A much-beloved snack in fall and early winter. When I was a child, a vendor pushing a cart filled with blackened rocks and reddish-purple sweet potatoes would come around the neighborhood, chanting, "Roasted sweet potatoes! Rock-roasted sweet potatoes!" in a slow, time-honored cadence. If you started to get ready (asking parents to pitch in some cash) when you first heard the chant, the vendor would be near your house by the time you dashed out the front door. The man at the cart would dig through the rocks and find some big, beautiful sweet potatoes, wrap them in newspaper and hand them to his young customer. The warmth and the mellow smell were so rewarding, and needless to say the sweet taste was a big hit after running back to the house. Later the cart became a small truck and the chant was replaced with a recorded voice on a loudspeaker, but the melody was still the same. I wonder if those vendors are still coming around the neighborhood. Yakiimo is also a favorite when family or friends gather to clean up the yard and burn fallen leaves, providing a perfect place to roast these fall treats.




<Ingredients>


Satsumaimo Japanese sweet potatoes


<Directions>
1.
Start heating the oven to 150-160 C (approx. 300-320 F).

2.

Wash satsumaimo, and wrap in foil without drying surface.

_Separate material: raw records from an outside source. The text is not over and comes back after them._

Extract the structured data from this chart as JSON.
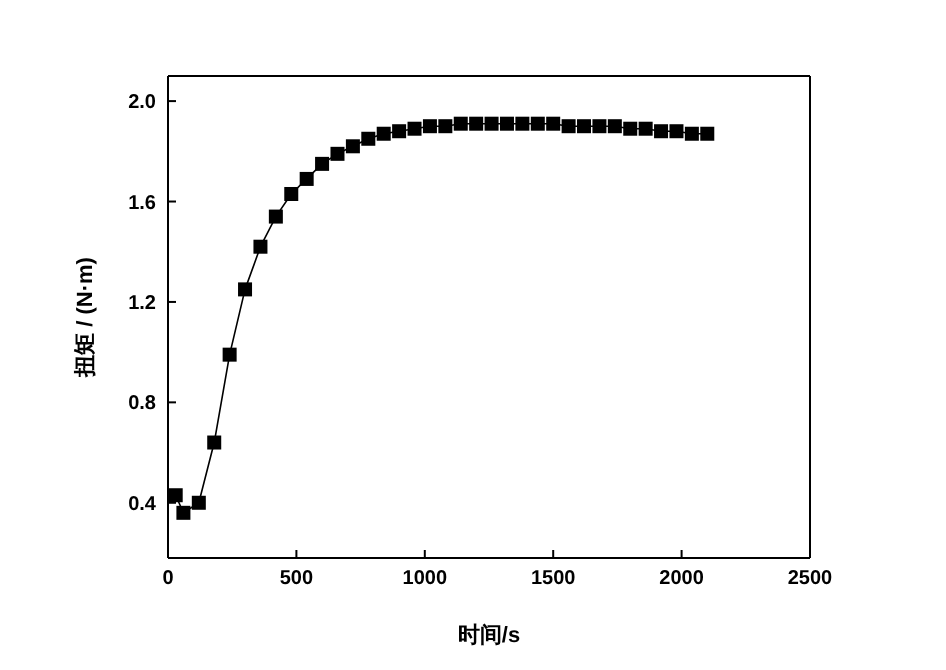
{
  "chart_data": {
    "type": "line",
    "xlabel": "时间/s",
    "ylabel": "扭矩 / (N·m)",
    "x": [
      30,
      60,
      120,
      180,
      240,
      300,
      360,
      420,
      480,
      540,
      600,
      660,
      720,
      780,
      840,
      900,
      960,
      1020,
      1080,
      1140,
      1200,
      1260,
      1320,
      1380,
      1440,
      1500,
      1560,
      1620,
      1680,
      1740,
      1800,
      1860,
      1920,
      1980,
      2040,
      2100
    ],
    "series": [
      {
        "color": "#000000",
        "values": [
          0.43,
          0.36,
          0.4,
          0.64,
          0.99,
          1.25,
          1.42,
          1.54,
          1.63,
          1.69,
          1.75,
          1.79,
          1.82,
          1.85,
          1.87,
          1.88,
          1.89,
          1.9,
          1.9,
          1.91,
          1.91,
          1.91,
          1.91,
          1.91,
          1.91,
          1.91,
          1.9,
          1.9,
          1.9,
          1.9,
          1.89,
          1.89,
          1.88,
          1.88,
          1.87,
          1.87
        ]
      }
    ],
    "xlim": [
      0,
      2500
    ],
    "xticks": [
      0,
      500,
      1000,
      1500,
      2000,
      2500
    ],
    "ylim": [
      0.18,
      2.1
    ],
    "yticks": [
      0.4,
      0.8,
      1.2,
      1.6,
      {
        "value": 2,
        "label": "2.0"
      }
    ],
    "marker": "square",
    "line_style": "solid",
    "grid": false,
    "legend": false
  }
}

Put in the oven (oven does not need to be fully preheated to set temperature), and roast for 1-2 hours.
Roasting for 70-80 minutes is usually enough.
If unsure, check by inserting a skewer.

If time allows, leave satsumaimo in oven for another 30 minutes or so after turning it off.

3.

Serve hot.

<Notes>
  • Yakiimo is normally eaten as is. Forget about butter, Tom, and enjoy what it offers.
  • Roasting at a relatively low temperature results in the distinctive sweetness.
  • If you use rocks to mimic traditional rock-roasted sweet potatoes, enough rocks to cover sweet potatoes should be used, ideally. Some people say a 3-cm-layer of rocks at the bottom is good enough. In either case, preheat rocks in a thick-walled pot and place satsumaimo as is or wrapped with foil, and roast in the pot, covered, in oven or stovetop. 
  • When making yakiimo in a burning pile of yard debris, wrap satsumaimo in foil as above, and place them in a smoldering area of the fire. Too much heat would simply char them. 
  • Leftover yakiimo makes a great ingredient for sweets.

Recipes with yakiimo

(Last updated: September 7, 2017)

3 comments:

Anonymous said...

Hi Neco,

We love Japanese sweet potatoes in our household. We used to steam them but the texture is very touch and go or should i say hit and miss! We only discovered how delicious they were when roasted when we went to Genting Highlands, Malaysia for a holiday.

Thanks for putting up the instructions here. I had forgotten how it was done.

ren/kl

neco said...

Very welcome. Enjoy the sweet potatoes!

TJ Magsakay said...

In Japan, Yaki-imo Truck is similar to the Fish Truck in the Philippines.